Greyhound Integrity & Welfare Costs – Victoria (GRV) vs NSW (GWIC)
|Element of Comparison||GRVwidth=20%>||GWIC||NSW Comment|
|No. of tracks||13||32||Significantly more tracks in NSW|
|No. of race meetings||1,189||1,153||Comparable|
|No. of races||13,777||11,399||Less than Victoria due to GRV conducting 12 races per meeting as opposed to the standard 10 in NSW.|
|No. of unique greyhounds raced||6,860||6,520||Comparable|
|No. of greyhound pups whelped/registered||4,533||3,747||Slightly more, with NSW coming off the back of the ban.|
|No. of greyhounds registered and under the jurisdiction of the controlling body||7,919 greyhounds in training, as per IER study in 2015-16||26,842||GWIC has legislative jurisdiction over every greyhound owned and kept by registered participants.This means the total dog population under the control of GWIC is much larger than other jurisdictions.|
|No. of participants||15,000||2,970 custodial participants and 25,000 owners||Much higher population of participants in NSW|
|Number of Full Time Equivalent employees who work on welfare and integrity functions||71||67||Comparable|
|Geographical size of State||227,444 kms||801,105 kms||The Victorian industry is centralised within a much smaller geographical footprint compared to NSW, where the industry, both tracks and participants are spread over a vast geographical area.|
|Welfare and integrity expenditure||$19.3 million, with Commission estimate of like for like costs of $15.3 million||$15.6 million||The Commission has endevoured to compare the cost of like for like functions but because of differences in respective organisations it’s difficult to accurately reconcile.|
|Welfare and integrity cost per track||Indeterminate||$0.49 million|
|Welfare and integrity cost per unique greyhound raced||Indeterminate||$2.40|
That comparison shows that NSW operates vastly more tracks and has jurisdiction over a much larger number of greyhounds due to the GWIC’s integrity and welfare programs covering all greyhounds, including retired greyhounds owned by industry participants.

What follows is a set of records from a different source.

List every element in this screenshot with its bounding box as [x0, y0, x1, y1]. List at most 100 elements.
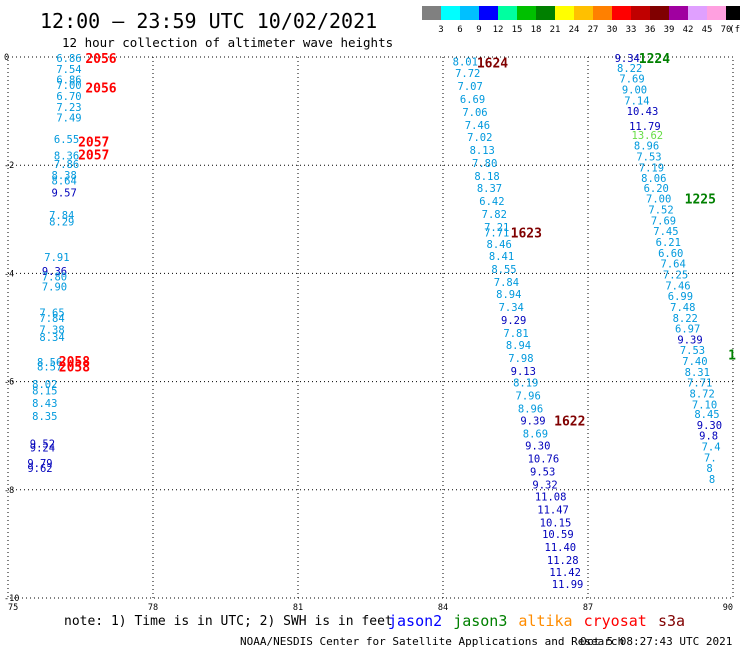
y-tick-label: -6	[4, 378, 14, 388]
wave-height-point: 8.96	[518, 404, 543, 416]
wave-height-point: 8.64	[52, 175, 77, 187]
wave-height-point: 8.22	[673, 313, 698, 325]
wave-height-point: 7.02	[467, 132, 492, 144]
wave-height-point: 6.21	[656, 237, 681, 249]
wave-height-point: 8.96	[634, 141, 659, 153]
wave-height-point: 11.79	[629, 121, 661, 133]
legend-cryosat: cryosat	[584, 612, 647, 630]
wave-height-point: 6.69	[460, 94, 485, 106]
wave-height-point: 10.76	[528, 453, 560, 465]
wave-height-point: 9.57	[52, 187, 77, 199]
wave-height-point: 7.72	[455, 68, 480, 80]
x-tick-label: 90	[723, 603, 733, 613]
wave-height-point: 7.46	[465, 120, 490, 132]
wave-height-point: 8.45	[694, 409, 719, 421]
wave-height-point: 9.24	[30, 443, 55, 455]
wave-height-point: 7.52	[648, 205, 673, 217]
scale-swatch	[726, 6, 740, 20]
wave-height-point: 9.8	[699, 431, 718, 443]
y-tick-label: 0	[4, 53, 9, 63]
pass-time-label: 1624	[477, 56, 508, 71]
wave-height-point: 8.94	[496, 289, 521, 301]
scale-swatch	[650, 6, 669, 20]
scale-swatch	[536, 6, 555, 20]
wave-height-point: 9.53	[530, 466, 555, 478]
wave-height-point: 11.40	[545, 542, 577, 554]
plot-frame	[7, 56, 734, 599]
wave-height-point: 7.00	[646, 194, 671, 206]
y-tick-label: -4	[4, 269, 14, 279]
wave-height-point: 7.25	[663, 269, 688, 281]
legend-jason2: jason2	[388, 612, 442, 630]
scale-label: 70	[721, 25, 732, 35]
wave-height-point: 8	[709, 474, 715, 486]
legend-altika: altika	[518, 612, 572, 630]
wave-height-point: 11.28	[547, 555, 579, 567]
wave-height-point: 6.86	[56, 53, 81, 65]
wave-height-point: 10.15	[540, 517, 572, 529]
wave-height-point: 8.06	[641, 173, 666, 185]
wave-height-point: 9.29	[501, 315, 526, 327]
wave-height-point: 8.38	[52, 170, 77, 182]
footer-timestamp: Oct 5 08:27:43 UTC 2021	[580, 635, 732, 648]
wave-height-point: 7.10	[692, 399, 717, 411]
pass-time-label: 1623	[511, 226, 542, 241]
scale-swatch	[688, 6, 707, 20]
scale-swatch	[441, 6, 460, 20]
wave-height-point: 6.99	[668, 291, 693, 303]
wave-height-point: 7.69	[651, 215, 676, 227]
pass-time-label: 2057	[78, 135, 109, 150]
x-tick-label: 75	[8, 603, 18, 613]
scale-label: 9	[476, 25, 481, 35]
wave-height-point: 7.53	[636, 152, 661, 164]
pass-time-label: 1224	[639, 52, 670, 67]
scale-label: 39	[664, 25, 675, 35]
wave-height-point: 7.98	[508, 353, 533, 365]
wave-height-point: 6.42	[479, 196, 504, 208]
wave-height-point: 6.60	[658, 248, 683, 260]
wave-height-point: 6.20	[644, 183, 669, 195]
wave-height-point: 7.21	[484, 222, 509, 234]
wave-height-point: 7.34	[499, 302, 524, 314]
wave-height-point: 9.13	[511, 366, 536, 378]
wave-height-point: 11.42	[549, 567, 581, 579]
wave-height-point: 8.18	[474, 171, 499, 183]
wave-height-point: 7.71	[484, 227, 509, 239]
wave-height-point: 9.39	[677, 334, 702, 346]
pass-time-label: 2058	[59, 355, 90, 370]
wave-height-point: 7.	[704, 452, 717, 464]
wave-height-point: 7.54	[56, 64, 81, 76]
x-tick-label: 87	[583, 603, 593, 613]
wave-height-point: 8.37	[477, 183, 502, 195]
wave-height-point: 6.86	[56, 75, 81, 87]
wave-height-point: 9.39	[520, 416, 545, 428]
scale-label: 15	[512, 25, 523, 35]
scale-swatch	[498, 6, 517, 20]
wave-height-point: 7.49	[56, 113, 81, 125]
scale-label: 21	[550, 25, 561, 35]
wave-height-point: 8.35	[32, 411, 57, 423]
wave-height-point: 7.82	[482, 209, 507, 221]
wave-height-point: 7.23	[56, 102, 81, 114]
wave-height-point: 8.29	[49, 216, 74, 228]
wave-height-point: 7.4	[702, 442, 721, 454]
wave-height-point: 7.80	[42, 272, 67, 284]
wave-height-point: 7.64	[661, 259, 686, 271]
scale-swatch	[574, 6, 593, 20]
scale-swatch	[422, 6, 441, 20]
wave-height-point: 7.84	[494, 277, 519, 289]
wave-height-point: 8.34	[39, 332, 64, 344]
wave-height-point: 8.02	[32, 379, 57, 391]
wave-height-point: 9.36	[42, 266, 67, 278]
pass-time-label: 2056	[85, 81, 116, 96]
chart-title: 12:00 – 23:59 UTC 10/02/2021	[40, 9, 377, 33]
wave-height-point: 9.52	[30, 438, 55, 450]
y-tick-label: -2	[4, 161, 14, 171]
wave-height-point: 7.14	[624, 95, 649, 107]
wave-height-point: 7.07	[458, 81, 483, 93]
scale-swatch	[517, 6, 536, 20]
wave-height-point: 11.47	[537, 504, 569, 516]
scale-label: 33	[626, 25, 637, 35]
wave-height-point: 7.86	[54, 159, 79, 171]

GWIC notes that GRV reported a cost of $19.3 million for its integrity and welfare functions in the 2018/19 financial year. GWIC has endeavoured to compare the cost of “like for like” functions with GRV’s costs. The arrived-at figure of $15.3 million appears reasonable, although differences in the respective organisations make it difficult to accurately reconcile.
Since inception the GWIC has produced regular reports to inform the industry of key measures, including breeding data, injury data, retirement data and the outcomes of disciplinary actions. GWIC’s Annual Report also contains detailed information about its program costs, outcomes and comprehensive financial accounts.
GWIC says that it “welcomes informed discussion about its operations and performance and invites all interested stakeholders to engage with it on these issues. The Commission also invites suggestions about the development of further analysis that could be produced to deepen understanding of the industry’s performance”.
GWIC advises that all requests for financial and recorded data can be directed to [email protected]
So there it is. Less than a week after we called for transparent reporting on industry revenue and expenses from GWIC and GRNSW, GWIC has delivered a broad outline of its current financials. Sure, there could be more detail, but it is a good starting point.
The ball is now firmly in the GRNSW court.
Will GRNSW be transparent on spending and revenue?
Or will we have to wait until its Annual Reports are published later in the year to understand what is behind the current GRNSW and GWIC tiff?